Finally, Wilson did not present a strong case for mistaken identity. Although 12 alibi witnesses testified that, at the time of the robbery, Wilson was playing football some distance away, we agree with the state appellate court's characterization of their testimony as "less than definite". State v. Wilson, 463 So.2d at 657. As that court noted, those witnesses "had no reason to fix events of the day of the robbery in their minds until weeks thereafter when [Wilson] was charged or, in most cases, until five or six months later when [Wilson's] mother sought them out as witnesses". Id. at 656.19


Because the report's description of the robbery is subject to an interpretation that is less incriminating than that presented by Pierce's testimony, the State should have disclosed it.

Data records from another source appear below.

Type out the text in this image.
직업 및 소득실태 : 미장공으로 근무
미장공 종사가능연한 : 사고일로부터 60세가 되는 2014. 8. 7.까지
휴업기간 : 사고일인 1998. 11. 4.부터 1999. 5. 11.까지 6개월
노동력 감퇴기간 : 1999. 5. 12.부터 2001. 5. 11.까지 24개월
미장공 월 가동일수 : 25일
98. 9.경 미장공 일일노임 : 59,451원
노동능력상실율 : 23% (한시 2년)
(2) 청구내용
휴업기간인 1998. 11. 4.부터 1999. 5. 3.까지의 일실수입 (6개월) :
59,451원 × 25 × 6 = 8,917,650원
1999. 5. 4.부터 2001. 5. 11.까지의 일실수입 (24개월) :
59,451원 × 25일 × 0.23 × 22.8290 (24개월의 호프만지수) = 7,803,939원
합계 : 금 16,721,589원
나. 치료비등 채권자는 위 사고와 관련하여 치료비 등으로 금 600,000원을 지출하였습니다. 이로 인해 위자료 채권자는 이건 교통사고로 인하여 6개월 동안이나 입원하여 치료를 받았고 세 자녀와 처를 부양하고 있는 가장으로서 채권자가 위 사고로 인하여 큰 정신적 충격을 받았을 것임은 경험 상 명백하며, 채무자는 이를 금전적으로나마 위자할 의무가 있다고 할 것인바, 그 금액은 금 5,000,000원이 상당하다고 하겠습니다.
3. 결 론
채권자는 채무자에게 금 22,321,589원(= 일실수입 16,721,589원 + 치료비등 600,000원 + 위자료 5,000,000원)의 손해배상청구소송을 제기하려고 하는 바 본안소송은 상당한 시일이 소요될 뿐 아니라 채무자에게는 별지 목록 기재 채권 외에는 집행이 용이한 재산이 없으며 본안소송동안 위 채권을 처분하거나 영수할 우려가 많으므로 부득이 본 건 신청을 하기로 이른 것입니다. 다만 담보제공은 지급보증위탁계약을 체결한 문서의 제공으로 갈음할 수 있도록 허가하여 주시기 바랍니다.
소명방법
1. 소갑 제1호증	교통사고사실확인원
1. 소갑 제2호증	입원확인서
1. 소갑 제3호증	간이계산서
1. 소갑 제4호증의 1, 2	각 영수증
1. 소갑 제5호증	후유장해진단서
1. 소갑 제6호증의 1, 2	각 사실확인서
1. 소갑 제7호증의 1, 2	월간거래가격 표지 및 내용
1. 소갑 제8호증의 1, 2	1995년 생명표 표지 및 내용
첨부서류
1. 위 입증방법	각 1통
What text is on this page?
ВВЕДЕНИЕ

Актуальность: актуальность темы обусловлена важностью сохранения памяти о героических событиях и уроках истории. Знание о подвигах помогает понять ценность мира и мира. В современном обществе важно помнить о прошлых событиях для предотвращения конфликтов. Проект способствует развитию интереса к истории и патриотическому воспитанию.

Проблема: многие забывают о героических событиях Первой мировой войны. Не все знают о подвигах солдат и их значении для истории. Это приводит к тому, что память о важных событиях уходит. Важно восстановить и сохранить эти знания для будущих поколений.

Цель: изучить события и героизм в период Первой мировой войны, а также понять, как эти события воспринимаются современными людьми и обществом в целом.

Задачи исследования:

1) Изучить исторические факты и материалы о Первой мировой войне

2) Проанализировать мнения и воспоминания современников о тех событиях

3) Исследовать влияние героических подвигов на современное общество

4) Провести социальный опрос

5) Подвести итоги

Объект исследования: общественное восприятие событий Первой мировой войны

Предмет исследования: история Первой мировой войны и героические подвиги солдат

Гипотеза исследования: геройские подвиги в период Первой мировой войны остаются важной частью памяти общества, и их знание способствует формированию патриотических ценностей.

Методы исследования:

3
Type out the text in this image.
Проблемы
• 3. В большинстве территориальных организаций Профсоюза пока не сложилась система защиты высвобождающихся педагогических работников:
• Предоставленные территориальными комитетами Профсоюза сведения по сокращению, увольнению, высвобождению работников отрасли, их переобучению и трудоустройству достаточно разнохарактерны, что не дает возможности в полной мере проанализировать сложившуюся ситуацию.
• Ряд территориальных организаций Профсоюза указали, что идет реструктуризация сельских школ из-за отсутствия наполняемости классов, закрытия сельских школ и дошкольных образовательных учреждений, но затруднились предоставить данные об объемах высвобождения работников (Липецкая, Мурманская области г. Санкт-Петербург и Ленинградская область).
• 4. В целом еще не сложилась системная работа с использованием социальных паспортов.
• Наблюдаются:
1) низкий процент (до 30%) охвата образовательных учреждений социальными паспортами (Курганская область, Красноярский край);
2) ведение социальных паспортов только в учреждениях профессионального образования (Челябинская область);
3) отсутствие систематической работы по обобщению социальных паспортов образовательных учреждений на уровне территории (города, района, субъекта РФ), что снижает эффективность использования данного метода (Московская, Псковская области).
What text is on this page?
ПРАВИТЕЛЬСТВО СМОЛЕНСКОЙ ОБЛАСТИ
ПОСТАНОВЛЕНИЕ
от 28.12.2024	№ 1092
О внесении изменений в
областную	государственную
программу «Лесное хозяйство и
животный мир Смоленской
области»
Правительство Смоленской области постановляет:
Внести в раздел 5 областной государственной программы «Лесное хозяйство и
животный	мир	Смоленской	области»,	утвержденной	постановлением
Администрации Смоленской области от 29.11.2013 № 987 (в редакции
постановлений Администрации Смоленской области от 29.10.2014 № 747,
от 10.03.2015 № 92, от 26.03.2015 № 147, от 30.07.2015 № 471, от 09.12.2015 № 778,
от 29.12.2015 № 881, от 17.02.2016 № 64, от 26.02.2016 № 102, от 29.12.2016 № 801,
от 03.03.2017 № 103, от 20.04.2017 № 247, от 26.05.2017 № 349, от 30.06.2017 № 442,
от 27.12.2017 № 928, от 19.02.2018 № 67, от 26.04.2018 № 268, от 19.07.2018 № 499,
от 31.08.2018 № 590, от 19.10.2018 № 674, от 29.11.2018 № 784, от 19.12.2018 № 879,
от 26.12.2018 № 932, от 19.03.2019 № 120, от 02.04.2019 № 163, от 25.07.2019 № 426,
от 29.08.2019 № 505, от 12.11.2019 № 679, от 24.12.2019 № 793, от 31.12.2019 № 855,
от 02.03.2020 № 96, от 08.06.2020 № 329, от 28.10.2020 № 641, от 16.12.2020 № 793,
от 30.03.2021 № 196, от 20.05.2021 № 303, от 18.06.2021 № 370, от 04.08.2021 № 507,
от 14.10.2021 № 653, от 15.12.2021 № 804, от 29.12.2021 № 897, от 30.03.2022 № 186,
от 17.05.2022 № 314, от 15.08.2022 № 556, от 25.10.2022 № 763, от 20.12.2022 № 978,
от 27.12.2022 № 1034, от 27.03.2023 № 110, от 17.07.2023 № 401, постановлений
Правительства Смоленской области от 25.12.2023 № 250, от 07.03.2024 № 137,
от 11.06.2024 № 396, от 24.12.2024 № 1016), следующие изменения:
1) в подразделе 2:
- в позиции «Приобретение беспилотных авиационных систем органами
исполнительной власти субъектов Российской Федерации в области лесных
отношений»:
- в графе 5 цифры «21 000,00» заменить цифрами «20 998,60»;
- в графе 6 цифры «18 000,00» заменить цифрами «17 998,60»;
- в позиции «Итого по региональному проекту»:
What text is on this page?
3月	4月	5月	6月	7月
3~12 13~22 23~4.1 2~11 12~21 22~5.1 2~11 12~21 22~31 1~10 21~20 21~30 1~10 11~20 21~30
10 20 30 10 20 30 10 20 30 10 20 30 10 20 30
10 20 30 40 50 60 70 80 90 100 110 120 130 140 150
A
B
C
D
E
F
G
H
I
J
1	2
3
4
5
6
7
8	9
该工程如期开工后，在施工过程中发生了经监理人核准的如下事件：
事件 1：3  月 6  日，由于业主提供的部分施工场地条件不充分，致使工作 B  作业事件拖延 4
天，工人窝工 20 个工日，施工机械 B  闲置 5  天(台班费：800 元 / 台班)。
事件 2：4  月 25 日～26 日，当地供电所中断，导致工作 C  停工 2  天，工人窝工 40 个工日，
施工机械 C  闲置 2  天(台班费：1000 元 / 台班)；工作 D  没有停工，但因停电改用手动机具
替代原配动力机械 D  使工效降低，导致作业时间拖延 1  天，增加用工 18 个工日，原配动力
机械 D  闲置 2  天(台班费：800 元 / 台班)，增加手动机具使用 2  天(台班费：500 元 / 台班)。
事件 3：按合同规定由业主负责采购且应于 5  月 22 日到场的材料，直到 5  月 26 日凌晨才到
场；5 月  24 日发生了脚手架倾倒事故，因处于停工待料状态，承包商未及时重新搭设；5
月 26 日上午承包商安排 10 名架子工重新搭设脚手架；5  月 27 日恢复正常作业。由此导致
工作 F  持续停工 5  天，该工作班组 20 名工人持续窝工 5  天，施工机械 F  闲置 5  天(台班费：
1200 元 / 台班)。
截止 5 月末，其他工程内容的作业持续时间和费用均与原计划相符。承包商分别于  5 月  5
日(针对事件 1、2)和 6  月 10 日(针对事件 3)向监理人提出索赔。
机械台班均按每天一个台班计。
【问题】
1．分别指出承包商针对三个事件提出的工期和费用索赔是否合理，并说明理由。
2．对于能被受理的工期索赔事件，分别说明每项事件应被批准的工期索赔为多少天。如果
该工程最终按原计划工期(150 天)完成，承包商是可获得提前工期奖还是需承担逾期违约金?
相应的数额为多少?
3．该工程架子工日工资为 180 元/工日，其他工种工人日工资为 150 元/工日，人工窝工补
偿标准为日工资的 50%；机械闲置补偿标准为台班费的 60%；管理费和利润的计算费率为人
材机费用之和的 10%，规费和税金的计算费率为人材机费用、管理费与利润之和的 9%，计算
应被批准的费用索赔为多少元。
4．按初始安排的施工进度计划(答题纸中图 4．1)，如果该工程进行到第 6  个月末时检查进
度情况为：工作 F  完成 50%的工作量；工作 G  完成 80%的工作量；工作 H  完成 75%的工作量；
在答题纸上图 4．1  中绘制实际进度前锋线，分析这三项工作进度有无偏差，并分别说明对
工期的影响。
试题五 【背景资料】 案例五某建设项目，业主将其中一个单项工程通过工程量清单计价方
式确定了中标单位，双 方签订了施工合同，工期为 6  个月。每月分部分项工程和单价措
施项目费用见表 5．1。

But, although the conduct of the trial might have been affected by the failure to do so, we cannot conclude that there is a reasonable probability that, had it been disclosed, the outcome of the trial would have been different. Considering the inculpatory, not exculpatory, nature of the version in the report, the report's consistency with much of Pierce's testimony, Pierce's opportunity to see Wilson during the robbery and his very definite identification of Wilson at trial, the consistency of Pierce's and Bowie's testimony, and the less than definite testimony of Wilson's alibi witnesses, we cannot say that our confidence in the outcome of the trial has been undermined by the State's failure to disclose the report.20III.


At bottom, the Brady rule is one of the methods for seeking to ensure due process--a fair trial. Wilson received that. Accordingly, we REVERSE the judgment of the district court and REMAND for consideration of Wilson's Sixth Amendment claim.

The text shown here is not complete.